La Lettre circulaire

J’ai tendance à répéter qu’aucune règle ne tient face à un chef-d’œuvre. Et c’est vrai : à toute règle correspond au moins un contre-exemple, qui n’est pas l’exception la confirmant mais la preuve que l’intérêt d’un livre ne se joue pas là. N’est-ce pas plutôt la sensibilité qui s’y exprime qui décide de nos amours ? Ou la profondeur d’un monde créé seulement pour qu’on s’y perde ? Ou le grand plaisir qu’a eu son auteur de l’écrire, présent à chaque page, transmis au lecteur qui le transmettra à son tour en en parlant ? Le sentiment prime toujours la technique.

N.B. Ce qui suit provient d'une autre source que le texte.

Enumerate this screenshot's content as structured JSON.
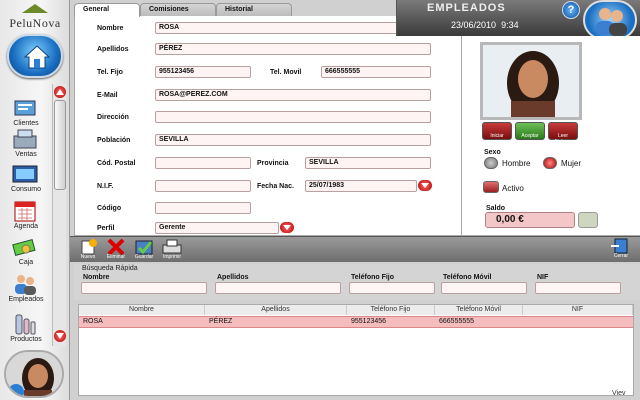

Parmi les livres respectant les règles, il y en a des bons et des mauvais, et il en va de même pour les livres qui n’en suivent aucune. Toute méthode d’écriture est l’abstraction a posteriori d’une pratique variant selon le contexte. Aucune n’est mauvaise en soi, mais le devient quand on croit à son universalité, quand on oublie le contexte d’origine. Ne reste alors qu’une check-list vide de sens, restreignant l’imagination avant même que celle-ci ne puisse s’exprimer.

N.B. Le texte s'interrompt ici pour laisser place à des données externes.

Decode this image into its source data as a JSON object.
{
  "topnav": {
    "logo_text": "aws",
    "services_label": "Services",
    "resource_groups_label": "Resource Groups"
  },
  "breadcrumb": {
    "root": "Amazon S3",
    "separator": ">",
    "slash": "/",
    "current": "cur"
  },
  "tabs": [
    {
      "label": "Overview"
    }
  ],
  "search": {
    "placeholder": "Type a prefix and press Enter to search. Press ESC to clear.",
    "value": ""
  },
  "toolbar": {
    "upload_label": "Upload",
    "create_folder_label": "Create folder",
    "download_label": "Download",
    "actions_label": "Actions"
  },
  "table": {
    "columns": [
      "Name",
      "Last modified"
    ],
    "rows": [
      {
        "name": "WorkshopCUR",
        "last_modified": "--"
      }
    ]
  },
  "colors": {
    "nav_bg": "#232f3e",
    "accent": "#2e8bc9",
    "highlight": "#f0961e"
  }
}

Aucune règle ne tient face à un chef-d’œuvre, mais comme j’ai horreur de me répéter, je vais aujourd’hui me contredire pour le plaisir de varier mon quotidien. Voici donc la seule règle qui tienne : Au lecteur de raconter l’histoire. Ce ne sont pas les règles qu’il faut respecter, mais bien le lecteur, que vous perdez (et insultez) aussitôt que vous prenez sa place, en voulant tout lui expliquer. Laissez-le donc travailler un peu.